17/06/2026
Carbossiterapia e laser sono la stessa cosa?
No. Anche se vengono utilizzati per trattare l’atrofia delle mucose urogenitali, hanno meccanismi d’azione completamente diversi e spesso sono complementari.
Il laser agisce attraverso il calore: il raggio laser stimola la rigenerazione del tessuto e favorisce l’ispessimento della mucosa. Per questo è particolarmente utile quando l’atrofia è marcata e si vuole ottenere un effetto rigenerativo diretto.

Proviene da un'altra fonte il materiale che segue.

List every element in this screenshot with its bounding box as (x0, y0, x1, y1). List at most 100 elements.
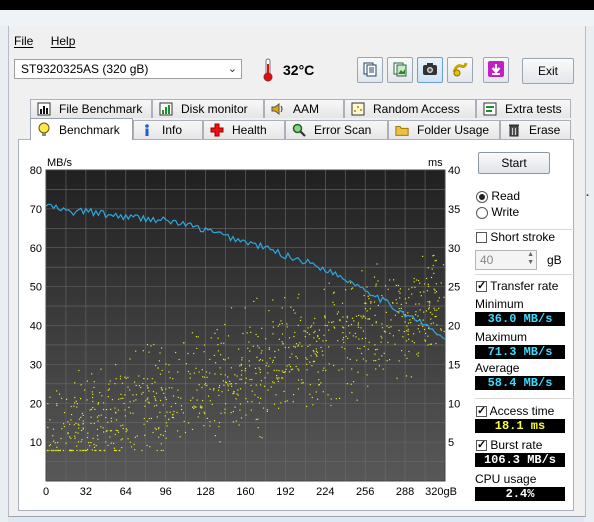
average-label: Average (475, 361, 520, 375)
access-time-point (417, 355, 419, 357)
access-time-point (227, 385, 229, 387)
access-time-point (314, 317, 316, 320)
access-time-point (201, 386, 203, 389)
cpu-usage-label: CPU usage (475, 472, 537, 486)
transfer-rate-checkbox[interactable] (476, 279, 487, 293)
short-stroke-spinner[interactable]: 40 ▲ ▼ (475, 250, 537, 270)
access-time-point (408, 288, 410, 290)
access-time-point (347, 337, 349, 339)
access-time-point (165, 437, 167, 439)
access-time-point (352, 287, 354, 289)
start-button[interactable]: Start (478, 152, 550, 174)
access-time-point (52, 449, 54, 452)
access-time-point (214, 435, 216, 437)
access-time-point (314, 330, 316, 332)
tab-erase[interactable]: Erase (500, 120, 571, 139)
access-time-point (245, 414, 247, 416)
access-time-point (218, 394, 220, 396)
burst-rate-row[interactable]: Burst rate (476, 438, 542, 452)
access-time-point (160, 434, 162, 436)
menu-help[interactable]: Help (51, 34, 76, 48)
tab-random-access[interactable]: Random Access (344, 99, 476, 118)
tab-error-scan[interactable]: Error Scan (285, 120, 388, 139)
access-time-point (187, 422, 190, 424)
access-time-point (232, 411, 234, 413)
copy-text-button[interactable] (357, 57, 383, 83)
access-time-point (67, 421, 69, 423)
access-time-point (361, 338, 363, 340)
access-time-point (353, 320, 355, 322)
access-time-point (103, 431, 105, 433)
access-time-point (393, 279, 395, 281)
read-radio-row[interactable]: Read (476, 189, 520, 203)
access-time-point (64, 412, 66, 414)
access-time-point (311, 325, 313, 327)
access-time-point (336, 313, 338, 315)
access-time-point (105, 430, 107, 432)
access-time-point (95, 444, 97, 447)
access-time-point (325, 369, 327, 372)
tab-extra-tests[interactable]: Extra tests (476, 99, 571, 118)
access-time-point (104, 449, 106, 452)
access-time-point (278, 407, 280, 409)
access-time-point (150, 417, 152, 419)
access-time-point (387, 288, 389, 290)
access-time-point (241, 359, 243, 361)
save-download-button[interactable] (483, 57, 509, 83)
access-time-point (346, 317, 348, 319)
tab-health[interactable]: Health (203, 120, 285, 139)
access-time-checkbox[interactable] (476, 404, 487, 418)
burst-rate-checkbox[interactable] (476, 438, 487, 452)
tab-benchmark[interactable]: Benchmark (30, 118, 133, 140)
access-time-point (229, 380, 231, 382)
access-time-point (164, 396, 166, 399)
tab-aam[interactable]: AAM (264, 99, 344, 118)
access-time-point (436, 309, 438, 311)
short-stroke-row[interactable]: Short stroke (476, 230, 555, 244)
access-time-point (306, 332, 308, 334)
access-time-point (250, 331, 252, 333)
access-time-point (276, 377, 278, 379)
spinner-arrows-icon[interactable]: ▲ ▼ (527, 251, 534, 267)
access-time-point (294, 346, 296, 348)
write-radio-row[interactable]: Write (476, 205, 519, 219)
copy-image-button[interactable] (387, 57, 413, 83)
screenshot-button[interactable] (417, 57, 443, 83)
access-time-point (70, 405, 72, 408)
read-radio[interactable] (476, 190, 488, 203)
menu-file[interactable]: File (14, 34, 33, 48)
access-time-point (424, 340, 427, 342)
access-time-point (100, 414, 102, 416)
access-time-point (433, 307, 435, 309)
tab-disk-monitor[interactable]: Disk monitor (152, 99, 264, 118)
access-time-point (148, 351, 150, 353)
short-stroke-checkbox[interactable] (476, 232, 487, 244)
access-time-point (78, 369, 80, 372)
tab-info[interactable]: Info (133, 120, 203, 139)
access-time-point (108, 388, 110, 390)
exit-button[interactable]: Exit (522, 58, 574, 84)
access-time-point (171, 416, 173, 418)
access-time-point (289, 356, 291, 358)
transfer-rate-row[interactable]: Transfer rate (476, 279, 558, 293)
access-time-point (121, 447, 123, 449)
tab-folder-usage[interactable]: Folder Usage (388, 120, 500, 139)
access-time-point (356, 347, 359, 349)
access-time-point (268, 310, 270, 312)
access-time-point (373, 276, 376, 278)
access-time-point (413, 342, 415, 344)
access-time-point (253, 300, 255, 302)
write-radio[interactable] (476, 206, 488, 219)
health-settings-button[interactable] (447, 57, 473, 83)
access-time-row[interactable]: Access time (476, 404, 554, 418)
access-time-point (140, 386, 142, 389)
access-time-point (165, 398, 167, 401)
access-time-point (417, 352, 420, 354)
drive-select[interactable]: ST9320325AS (320 gB) ⌄ (14, 59, 242, 79)
access-time-point (396, 377, 398, 379)
x-tick-label: 128 (196, 486, 214, 498)
access-time-point (438, 297, 440, 299)
screenshot-camera-icon (422, 61, 438, 80)
access-time-point (410, 376, 412, 378)
tab-file-benchmark[interactable]: File Benchmark (30, 99, 152, 118)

La carbossiterapia, invece, utilizza microiniezioni di anidride carbonica nel tessuto vaginale, vulvare o periuretrale. L’anidride carbonica richiama ossigeno, aumenta la microcircolazione e favorisce la ricostruzione della rete vascolare, rendendo il tessuto più vitale e reattivo.
Proprio per questo la carbossiterapia può essere utilizzata prima del laser, per preparare un tessuto molto atrofico, oppure dopo il laser per mantenerne i benefici nel tempo. In alcuni casi può essere efficace anche da sola, quando il principale problema è la scarsa vascolarizzazione del tessuto.
Non esiste quindi una terapia migliore in assoluto: esiste il trattamento più adatto in base alle caratteristiche della paziente e allo stato della mucosa.